Sabato 1° agosto e domenica 2 agosto la città di Corigliano-Rossano ospiterà una nuova iniziativa dedicata alla raccolta firme sulla proposta di riforma della legittima difesa, promossa dai quattro comitati territoriali di Futuro Nazionale,
coordinati dai referenti Giovanni Antoniotti, Giovanni Dima, Daniele Spataro e Maria Lores Laera, anche grazie all’operosità del neo coordinatore regionale, l’On. Domenico Furgiuele.
L’iniziativa nasce con l’obiettivo di coinvolgere i cittadini in una campagna di sensibilizzazione che punta a una revisione della normativa vigente, affinché – secondo i promotori – venga garantita una maggiore tutela a chi subisce un’aggressione e sia riconosciuto il valore del pericolo percepito da chi è costretto a difendere sé stesso, la propria famiglia o la propria attività, come propone già da tempo il nostro leader, il Gen. Roberto Vannacci.
I gazebo saranno allestiti a partire dalle ore 21:00:
Sabato 1° agosto – Lungomare di Rossano (tra il Lido Tobaco e il Lido Gipsy), ore 21:00;
Domenica 2 agosto – Lungomare di Corigliano (Piazzetta Portofino), ore 21:00.

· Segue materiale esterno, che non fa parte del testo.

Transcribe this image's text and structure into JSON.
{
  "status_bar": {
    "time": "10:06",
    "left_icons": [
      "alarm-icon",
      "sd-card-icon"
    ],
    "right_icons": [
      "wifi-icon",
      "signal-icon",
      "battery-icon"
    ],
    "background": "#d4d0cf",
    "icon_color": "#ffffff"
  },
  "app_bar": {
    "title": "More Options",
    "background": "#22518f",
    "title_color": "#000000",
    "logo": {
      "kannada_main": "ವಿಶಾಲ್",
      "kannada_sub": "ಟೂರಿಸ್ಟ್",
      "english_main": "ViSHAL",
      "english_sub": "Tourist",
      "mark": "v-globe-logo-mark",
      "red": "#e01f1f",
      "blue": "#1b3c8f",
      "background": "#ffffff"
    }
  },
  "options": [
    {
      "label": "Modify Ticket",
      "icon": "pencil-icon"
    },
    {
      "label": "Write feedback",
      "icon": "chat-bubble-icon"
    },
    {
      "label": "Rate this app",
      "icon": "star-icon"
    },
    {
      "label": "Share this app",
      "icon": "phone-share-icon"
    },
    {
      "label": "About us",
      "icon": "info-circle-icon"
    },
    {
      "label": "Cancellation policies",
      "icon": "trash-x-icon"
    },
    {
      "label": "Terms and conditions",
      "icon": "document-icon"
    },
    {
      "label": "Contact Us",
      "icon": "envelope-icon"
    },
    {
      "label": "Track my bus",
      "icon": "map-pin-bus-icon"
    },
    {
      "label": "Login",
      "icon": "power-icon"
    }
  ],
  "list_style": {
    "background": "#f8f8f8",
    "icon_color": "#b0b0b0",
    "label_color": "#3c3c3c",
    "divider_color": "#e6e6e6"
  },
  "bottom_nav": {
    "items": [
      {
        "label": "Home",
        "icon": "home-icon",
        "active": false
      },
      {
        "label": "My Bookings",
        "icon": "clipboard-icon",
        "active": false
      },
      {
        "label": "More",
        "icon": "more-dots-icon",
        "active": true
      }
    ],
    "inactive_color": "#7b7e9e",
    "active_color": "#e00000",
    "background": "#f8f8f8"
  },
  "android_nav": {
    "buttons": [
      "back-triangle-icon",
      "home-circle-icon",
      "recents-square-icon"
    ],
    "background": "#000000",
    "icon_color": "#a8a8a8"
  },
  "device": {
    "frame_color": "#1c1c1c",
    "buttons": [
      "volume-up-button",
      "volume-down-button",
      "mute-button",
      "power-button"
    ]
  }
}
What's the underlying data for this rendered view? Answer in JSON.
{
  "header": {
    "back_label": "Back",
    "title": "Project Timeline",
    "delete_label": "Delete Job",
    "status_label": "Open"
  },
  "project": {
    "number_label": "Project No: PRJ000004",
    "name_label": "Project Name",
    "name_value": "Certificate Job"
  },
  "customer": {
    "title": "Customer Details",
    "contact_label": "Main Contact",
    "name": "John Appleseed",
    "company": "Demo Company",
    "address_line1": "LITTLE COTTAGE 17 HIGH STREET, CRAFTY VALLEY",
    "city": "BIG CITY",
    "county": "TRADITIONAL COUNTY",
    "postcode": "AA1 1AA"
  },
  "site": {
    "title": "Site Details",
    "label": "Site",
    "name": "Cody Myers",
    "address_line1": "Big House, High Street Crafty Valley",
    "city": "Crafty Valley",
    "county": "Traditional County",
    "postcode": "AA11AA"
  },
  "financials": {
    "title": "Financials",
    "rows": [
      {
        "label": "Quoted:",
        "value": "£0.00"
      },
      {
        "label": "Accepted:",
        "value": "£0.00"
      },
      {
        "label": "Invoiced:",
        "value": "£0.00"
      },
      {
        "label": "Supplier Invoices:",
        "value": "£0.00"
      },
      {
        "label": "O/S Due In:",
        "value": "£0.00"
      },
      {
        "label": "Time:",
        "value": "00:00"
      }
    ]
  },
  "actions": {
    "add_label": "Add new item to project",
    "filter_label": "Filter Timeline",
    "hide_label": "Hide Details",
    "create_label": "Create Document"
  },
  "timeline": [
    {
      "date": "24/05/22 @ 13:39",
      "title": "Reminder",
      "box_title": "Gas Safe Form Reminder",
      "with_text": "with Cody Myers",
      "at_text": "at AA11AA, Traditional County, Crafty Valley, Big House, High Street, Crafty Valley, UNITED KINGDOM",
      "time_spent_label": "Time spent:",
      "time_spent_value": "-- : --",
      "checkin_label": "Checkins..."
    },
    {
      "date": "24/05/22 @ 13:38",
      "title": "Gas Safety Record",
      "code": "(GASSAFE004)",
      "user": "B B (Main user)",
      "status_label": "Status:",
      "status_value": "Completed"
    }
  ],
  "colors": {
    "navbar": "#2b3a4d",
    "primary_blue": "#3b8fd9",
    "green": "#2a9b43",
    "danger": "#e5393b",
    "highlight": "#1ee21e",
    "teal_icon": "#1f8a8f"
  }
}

Secondo i promotori, la raccolta firme intende sostenere una proposta di riforma che rafforzi la posizione della vittima di un’aggressione, prevedendo che il pericolo venga valutato anche dal punto di vista di chi lo vive in quei drammatici istanti e che chi commette un grave reato, così come i suoi aventi causa, non possa ottenere un vantaggio economico dai danni subiti durante l’azione criminosa.«La nostra battaglia – spiegano i referenti dei comitati – non mira a introdurre il “far west” né a legittimare forme di vendetta privata. Chiediamo, invece, una normativa più chiara ed equilibrata che non trasformi automaticamente chi si difende in un imputato e che tenga conto della concitazione e del trauma vissuti durante un’aggressione.»L’iniziativa prende spunto anche dal dibattito nazionale seguito al caso dell’imprenditore Mario Roggero, rispetto al quale i promotori ribadiscono che la richiesta non è quella di mettere in discussione le decisioni della magistratura, ma di promuovere una riforma legislativa che attribuisca maggiore rilevanza al concetto di pericolo percepito e rafforzi le tutele previste per chi reagisce a una violenta aggressione.
I quattro comitati invitano cittadini, famiglie e operatori economici a visitare i gazebo, informarsi sulla proposta di legge e, qualora la condividano, sottoscrivere la raccolta firme. La partecipazione, sottolineano gli organizzatori, rappresenta uno strumento concreto di coinvolgimento democratico e di confronto su un tema che continua a suscitare un ampio dibattito nel Paese.